Football World Cup: news vs. entertainment, Europe vs. America
Today is a very important day for the future of sport news. Because FIFA has accepted to remove all restrictions about online coverage - but not for mobile phones - of the Football World Cup (to be held in Germany in June 2006), there is now a major hope that the same scenario will happen for the 2008 Olympic games and that national sport leagues will limit their demands for restrictions.
What are the main lessons of this victory for press freedom against pure commercial interests:
1) all press organisations were united behind the World Association of Newspapers; from news agencies (AFP, Reuters...) to international organisations (ENPA in Europe), to national organisations such as ASNE, the American organisation of editors. When football is a major sport - as in Brazil or Germany -, news organisations also rallied and discussed the legal basis of so many restrictions.
2) football/soccer is considered as public news and not as "private entertainment". As journalists, we have the duty to inform, not to cover such events as the sponsors would like us to. Because sport is news, sport rights owners have limited possibilities to impose restrictions on the events' coverage. Without being schematic, every limitation can be considered as censorship, but until now commercial interests were successful to multiply restrictions .
3) The FIFA-WAN agreement will have great consequences on some European national agreements (restrictions on stories, photos, scores until the end of the match, sponsors' logos imposed in some pictures...)and maybe the NBA in the US. The WAN-FIFA agrrement is a great encouragement for all news organisations that are struggling against huge commercial interests: now there is a precedent and these organisations can say to sponsors and sport rights owners "why don't do act as FIFA?"

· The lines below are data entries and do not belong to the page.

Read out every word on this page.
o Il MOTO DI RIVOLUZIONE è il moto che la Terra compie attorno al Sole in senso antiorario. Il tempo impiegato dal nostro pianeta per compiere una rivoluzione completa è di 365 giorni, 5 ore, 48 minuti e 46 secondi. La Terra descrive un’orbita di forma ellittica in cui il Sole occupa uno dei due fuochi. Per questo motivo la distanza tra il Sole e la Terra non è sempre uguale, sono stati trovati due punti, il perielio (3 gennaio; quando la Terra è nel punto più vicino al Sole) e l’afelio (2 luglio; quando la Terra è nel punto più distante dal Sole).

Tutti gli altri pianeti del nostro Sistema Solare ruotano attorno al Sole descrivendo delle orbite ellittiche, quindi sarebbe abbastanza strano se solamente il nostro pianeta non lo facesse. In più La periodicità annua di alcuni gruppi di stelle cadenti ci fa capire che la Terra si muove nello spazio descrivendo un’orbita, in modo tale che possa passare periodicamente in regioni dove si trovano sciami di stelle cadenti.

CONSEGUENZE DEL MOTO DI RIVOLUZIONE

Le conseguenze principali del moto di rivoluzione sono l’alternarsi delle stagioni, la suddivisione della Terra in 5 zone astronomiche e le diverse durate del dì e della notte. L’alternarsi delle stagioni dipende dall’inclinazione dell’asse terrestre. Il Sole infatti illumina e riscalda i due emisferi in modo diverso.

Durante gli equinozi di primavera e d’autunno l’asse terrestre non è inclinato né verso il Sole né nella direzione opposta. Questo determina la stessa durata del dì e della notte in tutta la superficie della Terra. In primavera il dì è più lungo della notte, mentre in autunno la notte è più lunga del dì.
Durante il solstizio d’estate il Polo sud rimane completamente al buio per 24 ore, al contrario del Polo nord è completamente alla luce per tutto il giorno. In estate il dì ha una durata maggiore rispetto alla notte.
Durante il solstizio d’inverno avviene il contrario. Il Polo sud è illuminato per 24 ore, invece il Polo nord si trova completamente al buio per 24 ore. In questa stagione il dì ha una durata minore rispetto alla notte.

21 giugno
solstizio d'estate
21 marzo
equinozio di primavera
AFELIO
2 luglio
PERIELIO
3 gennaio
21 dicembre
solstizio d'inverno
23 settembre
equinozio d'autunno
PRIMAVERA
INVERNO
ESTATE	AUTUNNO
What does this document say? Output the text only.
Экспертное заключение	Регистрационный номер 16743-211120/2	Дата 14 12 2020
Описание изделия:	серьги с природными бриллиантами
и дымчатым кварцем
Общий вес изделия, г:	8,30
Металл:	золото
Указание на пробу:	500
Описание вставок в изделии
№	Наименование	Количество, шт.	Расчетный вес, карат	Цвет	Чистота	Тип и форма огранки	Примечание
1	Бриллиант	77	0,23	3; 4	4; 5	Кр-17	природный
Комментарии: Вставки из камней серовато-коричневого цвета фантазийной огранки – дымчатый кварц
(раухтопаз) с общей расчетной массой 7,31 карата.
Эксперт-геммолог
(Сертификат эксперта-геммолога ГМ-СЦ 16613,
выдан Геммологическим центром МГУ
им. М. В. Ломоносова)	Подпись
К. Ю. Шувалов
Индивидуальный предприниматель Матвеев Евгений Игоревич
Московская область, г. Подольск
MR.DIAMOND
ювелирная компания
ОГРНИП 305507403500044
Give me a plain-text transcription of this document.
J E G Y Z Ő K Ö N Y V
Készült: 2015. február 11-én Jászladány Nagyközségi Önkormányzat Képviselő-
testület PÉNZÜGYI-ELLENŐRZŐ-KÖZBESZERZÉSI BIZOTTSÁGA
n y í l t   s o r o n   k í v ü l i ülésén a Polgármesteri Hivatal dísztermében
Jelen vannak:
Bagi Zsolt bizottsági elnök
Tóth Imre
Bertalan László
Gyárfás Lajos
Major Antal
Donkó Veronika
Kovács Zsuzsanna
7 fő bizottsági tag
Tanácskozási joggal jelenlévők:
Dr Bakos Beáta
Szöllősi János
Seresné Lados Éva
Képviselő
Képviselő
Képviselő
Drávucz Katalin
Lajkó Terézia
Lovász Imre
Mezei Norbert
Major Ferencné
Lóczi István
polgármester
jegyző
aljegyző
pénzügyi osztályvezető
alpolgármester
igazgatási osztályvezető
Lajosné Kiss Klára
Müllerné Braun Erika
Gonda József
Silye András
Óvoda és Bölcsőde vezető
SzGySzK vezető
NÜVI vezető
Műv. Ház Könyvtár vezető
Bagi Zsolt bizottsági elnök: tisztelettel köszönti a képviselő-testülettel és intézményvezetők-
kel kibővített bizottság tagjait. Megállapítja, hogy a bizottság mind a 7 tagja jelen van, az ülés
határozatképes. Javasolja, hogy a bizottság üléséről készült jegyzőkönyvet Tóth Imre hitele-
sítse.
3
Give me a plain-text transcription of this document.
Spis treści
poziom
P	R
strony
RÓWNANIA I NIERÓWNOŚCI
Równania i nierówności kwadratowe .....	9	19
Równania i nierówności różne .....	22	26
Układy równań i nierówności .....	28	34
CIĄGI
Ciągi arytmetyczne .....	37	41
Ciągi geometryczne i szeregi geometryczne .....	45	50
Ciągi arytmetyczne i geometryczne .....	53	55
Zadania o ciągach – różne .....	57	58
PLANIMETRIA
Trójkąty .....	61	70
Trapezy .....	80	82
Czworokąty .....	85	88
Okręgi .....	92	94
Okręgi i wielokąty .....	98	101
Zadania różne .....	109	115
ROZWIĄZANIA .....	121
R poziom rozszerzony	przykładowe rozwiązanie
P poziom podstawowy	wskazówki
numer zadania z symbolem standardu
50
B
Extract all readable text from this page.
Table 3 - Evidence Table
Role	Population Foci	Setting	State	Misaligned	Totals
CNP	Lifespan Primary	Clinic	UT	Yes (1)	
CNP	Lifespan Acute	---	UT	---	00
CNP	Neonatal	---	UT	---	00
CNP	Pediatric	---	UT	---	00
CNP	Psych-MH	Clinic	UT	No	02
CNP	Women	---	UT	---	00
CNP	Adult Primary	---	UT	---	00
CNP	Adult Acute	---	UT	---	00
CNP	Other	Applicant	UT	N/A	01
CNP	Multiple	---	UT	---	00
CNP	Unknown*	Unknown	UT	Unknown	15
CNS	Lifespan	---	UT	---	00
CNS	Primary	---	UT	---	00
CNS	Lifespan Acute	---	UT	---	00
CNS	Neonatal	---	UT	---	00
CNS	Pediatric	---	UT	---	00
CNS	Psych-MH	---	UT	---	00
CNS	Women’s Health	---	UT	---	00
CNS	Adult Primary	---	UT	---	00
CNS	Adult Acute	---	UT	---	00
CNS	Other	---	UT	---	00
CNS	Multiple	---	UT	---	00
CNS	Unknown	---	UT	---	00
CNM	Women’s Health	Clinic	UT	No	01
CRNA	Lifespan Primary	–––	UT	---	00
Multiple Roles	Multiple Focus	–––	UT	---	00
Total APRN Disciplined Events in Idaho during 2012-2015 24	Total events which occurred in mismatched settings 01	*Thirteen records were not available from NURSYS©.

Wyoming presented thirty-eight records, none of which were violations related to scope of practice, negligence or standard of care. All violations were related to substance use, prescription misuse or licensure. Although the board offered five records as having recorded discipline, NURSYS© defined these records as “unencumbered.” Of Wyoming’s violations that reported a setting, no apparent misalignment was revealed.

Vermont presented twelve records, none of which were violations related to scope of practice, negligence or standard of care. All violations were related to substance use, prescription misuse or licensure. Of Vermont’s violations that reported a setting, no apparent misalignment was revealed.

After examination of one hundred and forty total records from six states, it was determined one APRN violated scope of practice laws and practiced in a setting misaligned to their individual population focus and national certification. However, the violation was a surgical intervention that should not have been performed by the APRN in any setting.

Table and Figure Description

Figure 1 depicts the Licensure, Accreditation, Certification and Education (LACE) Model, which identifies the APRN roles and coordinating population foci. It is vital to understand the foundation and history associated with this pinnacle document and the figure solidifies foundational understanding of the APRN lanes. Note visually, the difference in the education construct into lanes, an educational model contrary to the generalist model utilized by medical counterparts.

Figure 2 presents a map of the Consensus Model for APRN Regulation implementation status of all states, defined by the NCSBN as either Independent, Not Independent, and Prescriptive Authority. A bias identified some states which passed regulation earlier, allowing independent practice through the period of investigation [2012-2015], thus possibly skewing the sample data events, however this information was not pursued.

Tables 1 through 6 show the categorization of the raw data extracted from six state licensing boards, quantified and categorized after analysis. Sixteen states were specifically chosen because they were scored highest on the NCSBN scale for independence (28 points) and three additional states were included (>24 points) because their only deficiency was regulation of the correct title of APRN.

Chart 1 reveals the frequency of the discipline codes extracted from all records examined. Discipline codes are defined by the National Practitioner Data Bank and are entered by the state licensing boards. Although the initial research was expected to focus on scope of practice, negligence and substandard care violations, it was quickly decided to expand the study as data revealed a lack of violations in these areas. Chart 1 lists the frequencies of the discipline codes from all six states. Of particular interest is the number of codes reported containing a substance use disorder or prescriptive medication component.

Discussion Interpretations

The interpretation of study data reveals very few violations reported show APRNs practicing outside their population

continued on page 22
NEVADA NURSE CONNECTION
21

4) last conclusion is that the FIFA-WAN agreement can be seen as a successful European process (even if the stakes are worldwide). FIFA is based in Zurich, Geneva, with very strong European members and WAN is based in Paris, also with strong European members. The two organisations evolve in an environment where news values are still stronger than commercial interests and any lawsuit to a European court would have been very difficult for sport rights owners. I am not sure that if the negociation had occured in an American context the conclusion would have been the same.
And now, what is the next challenge for news organisations? To get for the mobile phone coverage what was obtained for the web-online coverage. In the future, there will be no difference for any user, but at the moment mobile phone users will access to the FIFA World Cup real time coverage only through FIFA sponsors or licensed networks!